Hi @aureliandevel ! I’m the author of the reworked restore flow. First of all, thank you for the feedback, it’s very appreciated!
The problem
The problem we’ve been seeing comes as a side effect of the new design, which focuses on increasing parallelism and sequential disk writes. This led to caching strategies in order to keep the individual parts of the pipeline busy as much as possible. This caching further led to an increased amount of temporary disk space being used, which led to the introduction of the cache limiting option, trading consumed temporary storage for performance.
As you’ve pointed out:
this trade-off can for an unlucky (and it seems like it’s not as uncommon as I first thought) extremely hurt the performance, leading to a substantial amount of redundant work.
I like all of your suggestions, which I think will provide a better “off-the-shelf” experience, alongside user hints on how to deal with the problem. I do have one idea that I think will alleviate the problem.
Smart-er file orderings
The current implementation orders files to be restored by their size. My initial motivation behind that choice was that working on larger files first would lead to better overlap of the FileProcessor, as larger files simply take longer to restore. A better approach would be to rank the files according to how they’ll impact the volume lifetime.
Since we know the file list, which blocks they need, and in which volumes those blocks reside, we could make an analysis ahead of time, mapping out an order of files that’ll minimize volume cache lifetime. This approach will also tie in great with the warnings you’re proposing, as we now know how many volumes we’d need at one point. If any of the cache options clash with this, we’d be able to throw a warning (or maybe an error that can be ignored / lowered to a warning) that this configuration will require re-downloading in turn introducing redundant work and hurting performance.

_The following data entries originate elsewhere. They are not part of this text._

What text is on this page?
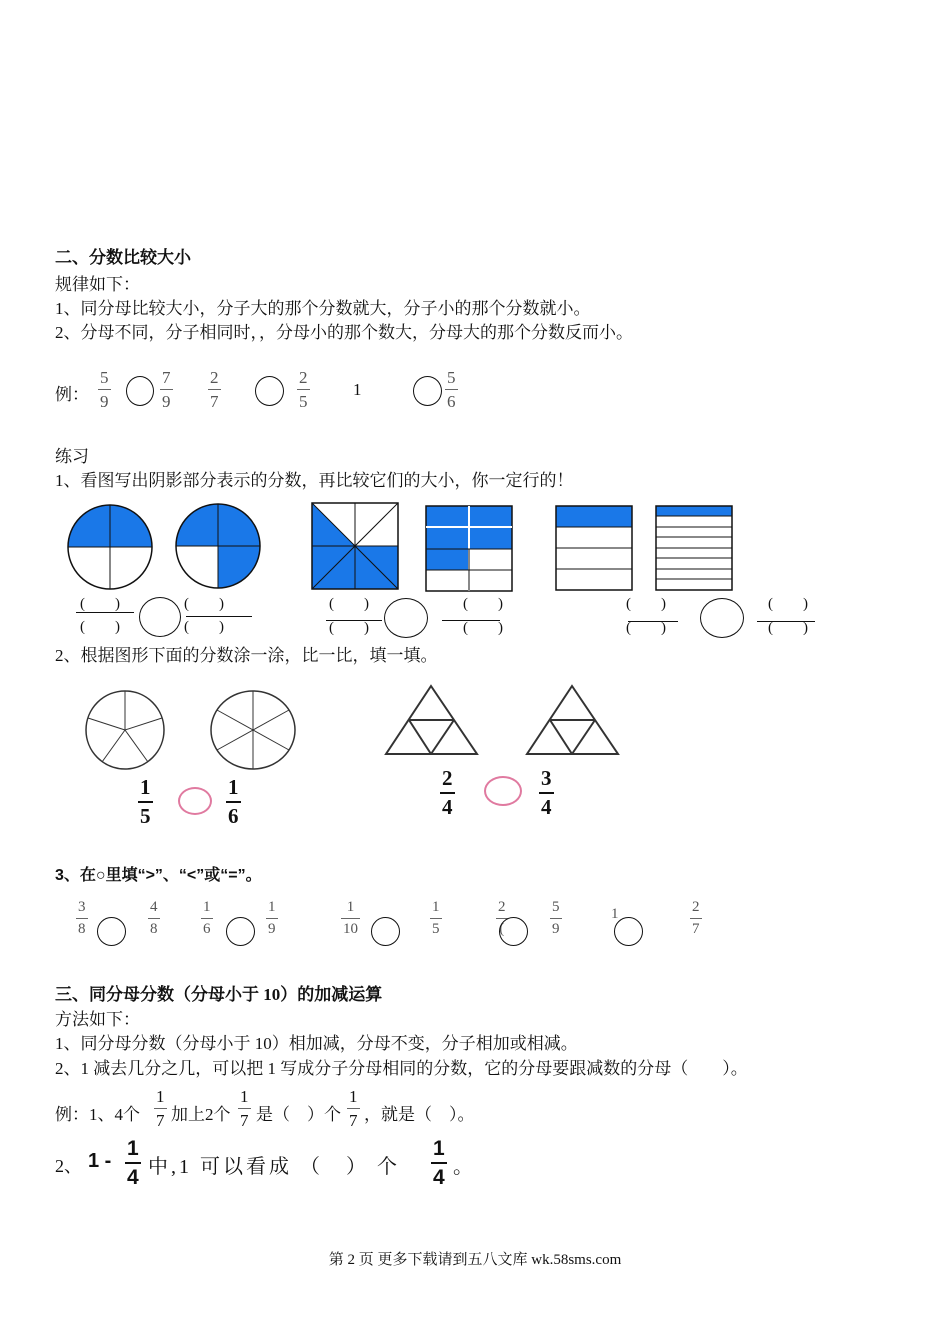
二、分数比较大小
规律如下：
1、同分母比较大小，分子大的那个分数就大，分子小的那个分数就小。
2、分母不同，分子相同时，，分母小的那个数大，分母大的那个分数反而小。
例：
5
9
7
9
2
7
2
5
1
5
6
练习
1、看图写出阴影部分表示的分数，再比较它们的大小，你一定行的！
(　　)
(　　)
(　　)
(　　)
(　　)
(　　)
(　　)
(　　)
(　　)
(　　)
(　　)
(　　)
2、根据图形下面的分数涂一涂，比一比，填一填。
1
5
1
6
2
4
3
4
3、在○里填“>”、“<”或“=”。
3
8
4
8
1
6
1
9
1
10
1
5
2
(
5
9
1	2
7
三、同分母分数（分母小于 10）的加减运算
方法如下：
1、同分母分数（分母小于 10）相加减，分母不变，分子相加或相减。
2、1 减去几分之几，可以把 1 写成分子分母相同的分数，它的分母要跟减数的分母（　　）。
例：1、4个
1
7 加上2个
1
7 是（　）个
1
7 ，就是（　）。
2、 1 -
1
4 中,1 可以看成 （　） 个
1
4 。
第 2 页 更多下载请到五八文库 wk.58sms.com
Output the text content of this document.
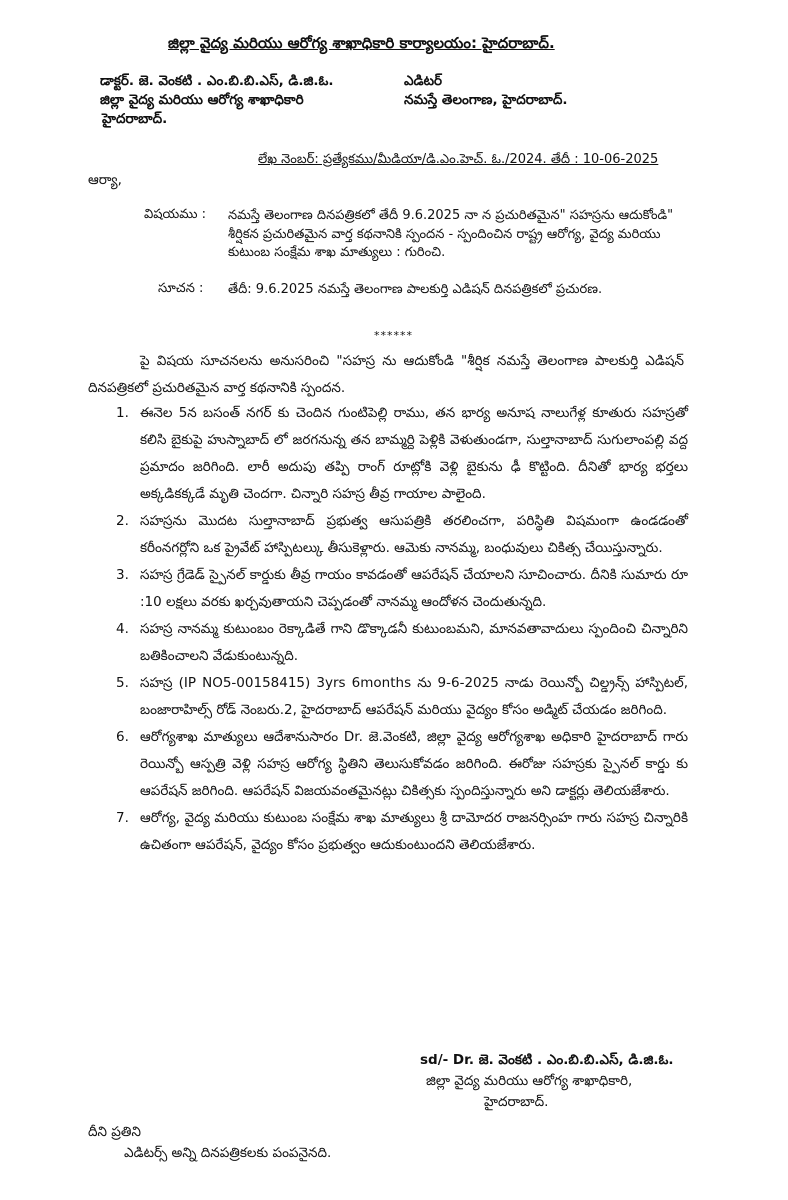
జిల్లా వైద్య మరియు ఆరోగ్య శాఖాధికారి కార్యాలయం: హైదరాబాద్.
డాక్టర్. జె. వెంకటి . ఎం.బి.బి.ఎస్, డి.జి.ఓ.
జిల్లా వైద్య మరియు ఆరోగ్య శాఖాధికారి
హైదరాబాద్.
ఎడిటర్
నమస్తే తెలంగాణ, హైదరాబాద్.
లేఖ నెంబర్: ప్రత్యేకము/మీడియా/డి.ఎం.హెచ్. ఓ./2024. తేదీ : 10-06-2025
ఆర్యా,
విషయము : నమస్తే తెలంగాణ దినపత్రికలో తేదీ 9.6.2025 నా న ప్రచురితమైన" సహస్రను ఆదుకోండి" శీర్షికన ప్రచురితమైన వార్త కథనానికి స్పందన - స్పందించిన రాష్ట్ర ఆరోగ్య, వైద్య మరియు కుటుంబ సంక్షేమ శాఖ మాత్యులు : గురించి.
సూచన : తేదీ: 9.6.2025 నమస్తే తెలంగాణ పాలకుర్తి ఎడిషన్ దినపత్రికలో ప్రచురణ.
******
పై విషయ సూచనలను అనుసరించి "సహస్ర ను ఆదుకోండి "శీర్షిక నమస్తే తెలంగాణ పాలకుర్తి ఎడిషన్ దినపత్రికలో ప్రచురితమైన వార్త కథనానికి స్పందన.
1. ఈనెల 5న బసంత్ నగర్ కు చెందిన గుంటిపెల్లి రాము, తన భార్య అనూష నాలుగేళ్ల కూతురు సహస్రతో కలిసి బైకుపై హుస్నాబాద్ లో జరగనున్న తన బామ్మర్ది పెళ్లికి వెళుతుండగా, సుల్తానాబాద్ సుగులాంపల్లి వద్ద ప్రమాదం జరిగింది. లారీ అదుపు తప్పి రాంగ్ రూట్లోకి వెళ్లి బైకును ఢీ కొట్టింది. దీనితో భార్య భర్తలు అక్కడికక్కడే మృతి చెందగా. చిన్నారి సహస్ర తీవ్ర గాయాల పాలైంది.
2. సహస్రను మొదట సుల్తానాబాద్ ప్రభుత్వ ఆసుపత్రికి తరలించగా, పరిస్థితి విషమంగా ఉండడంతో కరీంనగర్లోని ఒక ప్రైవేట్ హాస్పిటల్కు తీసుకెళ్లారు. ఆమెకు నానమ్మ, బంధువులు చికిత్స చేయిస్తున్నారు.
3. సహస్ర గ్రేడెడ్ స్పైనల్ కార్డుకు తీవ్ర గాయం కావడంతో ఆపరేషన్ చేయాలని సూచించారు. దీనికి సుమారు రూ :10 లక్షలు వరకు ఖర్చవుతాయని చెప్పడంతో నానమ్మ ఆందోళన చెందుతున్నది.
4. సహస్ర నానమ్మ కుటుంబం రెక్కాడితే గాని డొక్కాడనీ కుటుంబమని, మానవతావాదులు స్పందించి చిన్నారిని బతికించాలని వేడుకుంటున్నది.
5. సహస్ర (IP NO5-00158415) 3yrs 6months ను 9-6-2025 నాడు రెయిన్బో చిల్డ్రన్స్ హాస్పిటల్, బంజారాహిల్స్ రోడ్ నెంబరు.2, హైదరాబాద్ ఆపరేషన్ మరియు వైద్యం కోసం అడ్మిట్ చేయడం జరిగింది.
6. ఆరోగ్యశాఖ మాత్యులు ఆదేశానుసారం Dr. జె.వెంకటి, జిల్లా వైద్య ఆరోగ్యశాఖ అధికారి హైదరాబాద్ గారు రెయిన్బో ఆస్పత్రి వెళ్లి సహస్ర ఆరోగ్య స్థితిని తెలుసుకోవడం జరిగింది. ఈరోజు సహస్రకు స్పైనల్ కార్డు కు ఆపరేషన్ జరిగింది. ఆపరేషన్ విజయవంతమైనట్లు చికిత్సకు స్పందిస్తున్నారు అని డాక్టర్లు తెలియజేశారు.
7. ఆరోగ్య, వైద్య మరియు కుటుంబ సంక్షేమ శాఖ మాత్యులు శ్రీ దామోదర రాజనర్సింహ గారు సహస్ర చిన్నారికి ఉచితంగా ఆపరేషన్, వైద్యం కోసం ప్రభుత్వం ఆదుకుంటుందని తెలియజేశారు.
sd/- Dr. జె. వెంకటి . ఎం.బి.బి.ఎస్, డి.జి.ఓ.
జిల్లా వైద్య మరియు ఆరోగ్య శాఖాధికారి,
హైదరాబాద్.
దీని ప్రతిని
ఎడిటర్స్ అన్ని దినపత్రికలకు పంపనైనది.
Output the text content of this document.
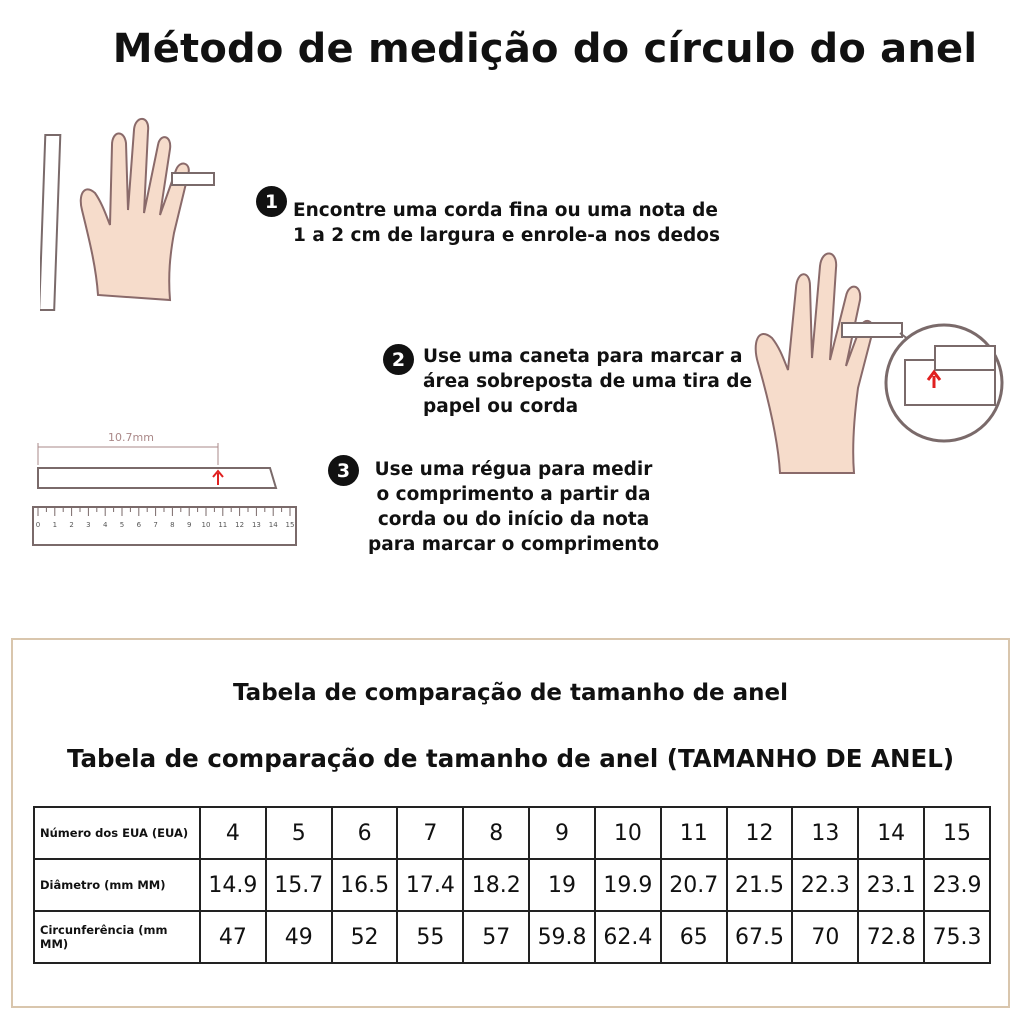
Método de medição do círculo do anel
10.7mm
0 1 2 3 4 5 6 7 8 9 10 11 12 13 14 15
1 Encontre uma corda fina ou uma nota de
1 a 2 cm de largura e enrole-a nos dedos
2 Use uma caneta para marcar a
área sobreposta de uma tira de
papel ou corda
3	Use uma régua para medir
o comprimento a partir da
corda ou do início da nota
para marcar o comprimento
Tabela de comparação de tamanho de anel
Tabela de comparação de tamanho de anel (TAMANHO DE ANEL)
Número dos EUA (EUA)	4	5	6	7	8	9	10	11	12	13	14	15
Diâmetro (mm MM)	14.9	15.7	16.5	17.4	18.2	19	19.9	20.7	21.5	22.3	23.1	23.9
Circunferência (mm MM)	47	49	52	55	57	59.8	62.4	65	67.5	70	72.8	75.3
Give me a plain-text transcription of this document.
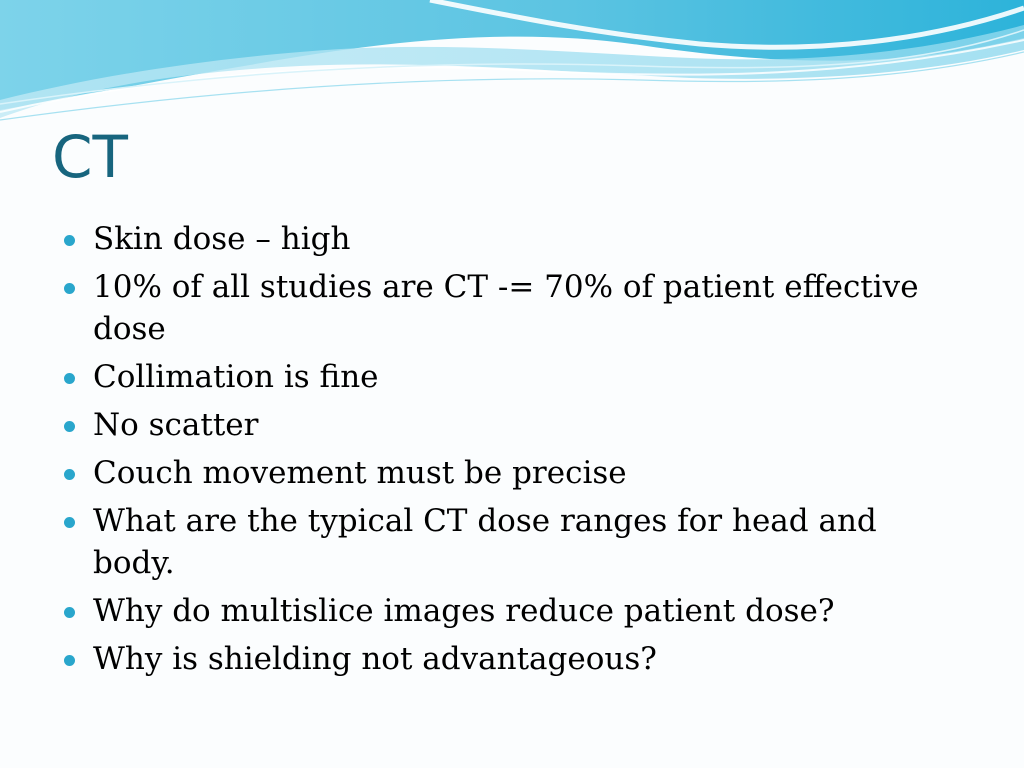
CT
Skin dose – high
10% of all studies are CT -= 70% of patient effective dose
Collimation is fine
No scatter
Couch movement must be precise
What are the typical CT dose ranges for head and body.
Why do multislice images reduce patient dose?
Why is shielding not advantageous?
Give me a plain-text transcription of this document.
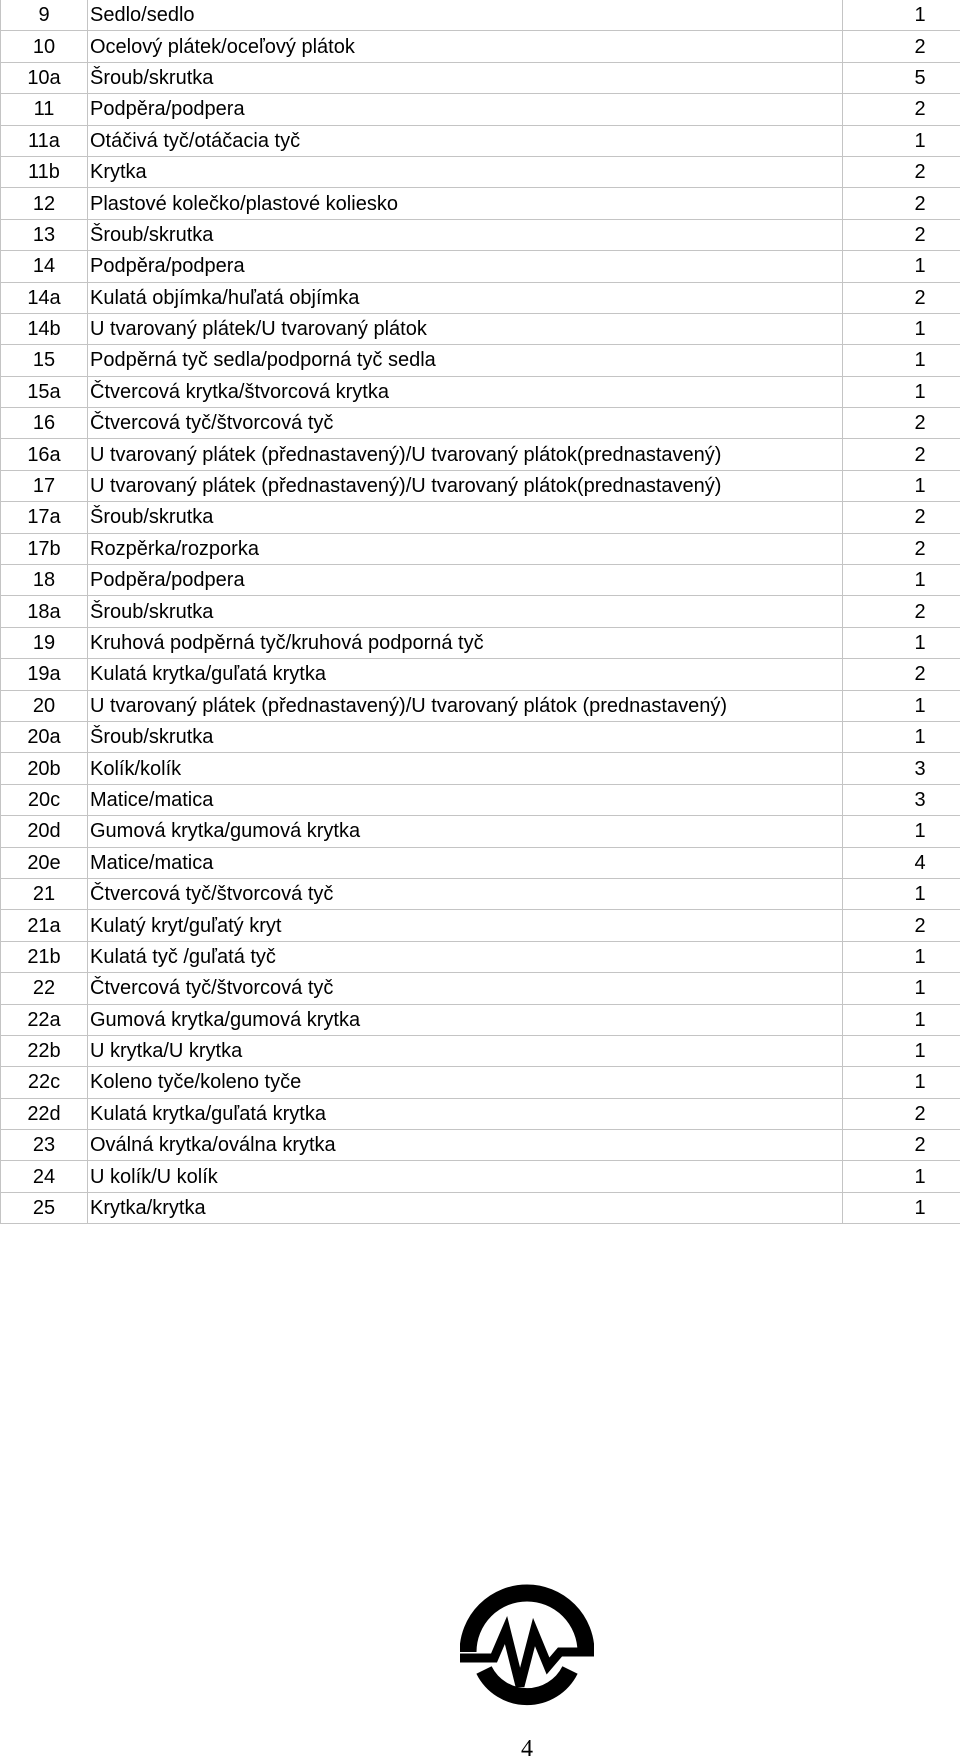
9	Sedlo/sedlo	1
10	Ocelový plátek/oceľový plátok	2
10a	Šroub/skrutka	5
11	Podpěra/podpera	2
11a	Otáčivá tyč/otáčacia tyč	1
11b	Krytka	2
12	Plastové kolečko/plastové koliesko	2
13	Šroub/skrutka	2
14	Podpěra/podpera	1
14a	Kulatá objímka/huľatá objímka	2
14b	U tvarovaný plátek/U tvarovaný plátok	1
15	Podpěrná tyč sedla/podporná tyč sedla	1
15a	Čtvercová krytka/štvorcová krytka	1
16	Čtvercová tyč/štvorcová tyč	2
16a	U tvarovaný plátek (přednastavený)/U tvarovaný plátok(prednastavený)	2
17	U tvarovaný plátek (přednastavený)/U tvarovaný plátok(prednastavený)	1
17a	Šroub/skrutka	2
17b	Rozpěrka/rozporka	2
18	Podpěra/podpera	1
18a	Šroub/skrutka	2
19	Kruhová podpěrná tyč/kruhová podporná tyč	1
19a	Kulatá krytka/guľatá krytka	2
20	U tvarovaný plátek (přednastavený)/U tvarovaný plátok (prednastavený)	1
20a	Šroub/skrutka	1
20b	Kolík/kolík	3
20c	Matice/matica	3
20d	Gumová krytka/gumová krytka	1
20e	Matice/matica	4
21	Čtvercová tyč/štvorcová tyč	1
21a	Kulatý kryt/guľatý kryt	2
21b	Kulatá tyč /guľatá tyč	1
22	Čtvercová tyč/štvorcová tyč	1
22a	Gumová krytka/gumová krytka	1
22b	U krytka/U krytka	1
22c	Koleno tyče/koleno tyče	1
22d	Kulatá krytka/guľatá krytka	2
23	Oválná krytka/oválna krytka	2
24	U kolík/U kolík	1
25	Krytka/krytka	1
4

I think that choosing strategy should be an option, with the “smart” ordering being the default. I still think the “large files first” provides value in that the analysis can be skipped, which for setups that have enough storage space for a large volume cache could benefit from. I’d also add the “small files first” (may be better for some setups / backups) and “don’t care” (where the file list is just fetched as-is from the database).
Cache blowing past cache hint
Note that the option is only a hint to the cache: it may be unable to satisfy the hint, which will result in a higher consumption.
The VolumeManager keeps track of cached volumes. Whenever a request for a new block comes in, it checks whether the volume is already being requested or already is in cache. If it’s neither, then the cache hint is being evaluated: would requesting another volume exceed the cache hint? In which case we’ll wait until we can evict a volume.
When a volume is evicted from the VolumeManager, it may not necessarily be removed from the temp storage, as the VolumeDecompressor might still be in the process of decompressing blocks from the volume, deeming it unsafe to delete. It won’t be deleted until all references to the volume have been disposed. Eviction from the VolumeManager cache just disposes of its reference to the volume. Writing about it now, I guess it could be changed to the VolumeManager further spin locking on the reference count until all references hove been disposed, leaving the VolumeManager in charge of the final disposing.
So, to summarize: in its current form the option --restore-channel-buffer-size determines the block request burst rate and the number of requests in flight in between each step. This means that there can be --restore-channel-buffer-size times --dblock-size amount of ‘unaccounted’ in-flight cache storage in between the VolumeManager and the VolumeDecompressor.
Single file / small selection restore
In general, I’d agree with you, when looking at the core functionality. When there’s less room for parallelism, a parallel approach won’t benefit, it might actually be worse off.
However, the reworked restore flow has one clear advantage over the legacy flow: by switching to a file-centered approach, we now know exactly when each file has been restored. As such, we can, as we restore the file, keep track of the file’s hash for later validation. The legacy flow doesn’t know when a file has been fully restored (due to the scatter effect of the volume-centric approach) until all of the files have been restored. That’s why the legacy flow has a separate verification pass, where it has to read all of the restored files once more. The reworked flow can perform this extra verification on the fly, giving it an edge.
TODO list
Mostly as a list of notes for my self (or for someone else if they’d like to implement it!
). Do comment if there’s something I’ve forgot or something that I’ve interpreted incorrectly.
--restore-volume-cache-hintshould be default off. Only users who experience problems with temporary storage usage should want to enable this.- If a volume is being evicted prematurely (due to the cache max size being hit), a warning should be emitted. It’s already being logged as an Explicit log message, so it should be easy to elevate. They should, however, only emit the 5 first, with later ones being aggregated to reduce log message flooding. Furthermore this could be tracked to provide a report towards the end of the restore, enlightening the user about why the restore performed poorly.
- Look into further spin locking in the
VolumeManagerto keep cache usage more in-line with the provided cache size hint. The only problem I see is that there would be a decrease of performance (not really a problem, since we’ve already dived into a performance hinderance) and potential deadlocks (lock keeping should be short). - Add a pre-restore analysis step, which reorders the file list to try to minimize volume cache lifetime. This analysis also provide the ability to an early warning system, which can inform the user that something either won’t work (limited storage space), or will be slow (will trigger many re-downloads).